The effectiveness data were obtained from randomised placebo-controlled trials. The basic characteristics of the primary sources (study population, design, and follow-up) were provided and the issue of heterogeneity among these sources was addressed. None of these trials compared the two treatments head-to-head, which was a limitation acknowledged by the authors. The utility values assigned to different health states were reported, but limited information on the derivation of these values was provided. QALWs, like quality-adjusted life-years, are a validated benefit measure allowing cross-disease comparisons to be made.
The costs appeared to reflect the perspective stated. An extensive breakdown of cost items was provided, but no information on resource consumption was given. The price year was not reported, which will hinder future reflation exercise. The uncertainty surrounding the cost estimates was evaluated by sensitivity analysis.
Analysis and results:
The synthesis of the costs and benefits was appropriately performed.
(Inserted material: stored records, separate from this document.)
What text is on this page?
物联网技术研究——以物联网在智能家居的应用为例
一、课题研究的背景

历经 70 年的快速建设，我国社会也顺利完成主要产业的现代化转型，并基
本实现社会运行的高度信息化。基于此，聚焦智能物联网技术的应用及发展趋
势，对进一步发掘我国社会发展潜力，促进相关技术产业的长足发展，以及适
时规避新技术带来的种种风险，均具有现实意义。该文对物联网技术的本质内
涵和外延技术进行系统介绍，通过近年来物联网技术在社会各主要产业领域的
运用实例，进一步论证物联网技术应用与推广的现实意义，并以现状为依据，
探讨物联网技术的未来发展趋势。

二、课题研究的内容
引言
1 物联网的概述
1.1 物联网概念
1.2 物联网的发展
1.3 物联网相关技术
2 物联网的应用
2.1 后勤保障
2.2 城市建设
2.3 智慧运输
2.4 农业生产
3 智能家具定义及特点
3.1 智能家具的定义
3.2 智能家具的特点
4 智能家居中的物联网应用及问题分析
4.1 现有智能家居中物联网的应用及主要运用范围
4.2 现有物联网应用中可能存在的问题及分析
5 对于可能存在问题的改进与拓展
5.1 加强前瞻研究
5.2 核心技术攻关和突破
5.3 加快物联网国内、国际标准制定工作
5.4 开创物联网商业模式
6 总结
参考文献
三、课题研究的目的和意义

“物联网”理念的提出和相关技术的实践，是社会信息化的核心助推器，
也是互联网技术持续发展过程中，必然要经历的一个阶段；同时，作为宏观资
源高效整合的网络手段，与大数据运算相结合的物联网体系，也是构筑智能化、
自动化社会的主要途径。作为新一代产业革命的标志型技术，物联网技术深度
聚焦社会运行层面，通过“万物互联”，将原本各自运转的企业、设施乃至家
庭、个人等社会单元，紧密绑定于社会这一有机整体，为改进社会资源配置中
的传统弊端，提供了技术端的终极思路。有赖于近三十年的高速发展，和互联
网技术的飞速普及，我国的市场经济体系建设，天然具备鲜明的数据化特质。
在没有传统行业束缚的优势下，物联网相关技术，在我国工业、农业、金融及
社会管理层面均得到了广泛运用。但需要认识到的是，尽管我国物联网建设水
The results of the base case and the sensitivity analysis were clearly reported using a tornado diagram and an incremental cost-effectiveness scatter plot. The authors acknowledged some of the potential limitations of their study, including how robust the utility estimates were and the nature of the primary studies from which the estimates of effectiveness were obtained.
The methodology appears to have been appropriate and, on the whole, was clearly and transparently reported. The conclusions reached by the authors appear to be appropriate.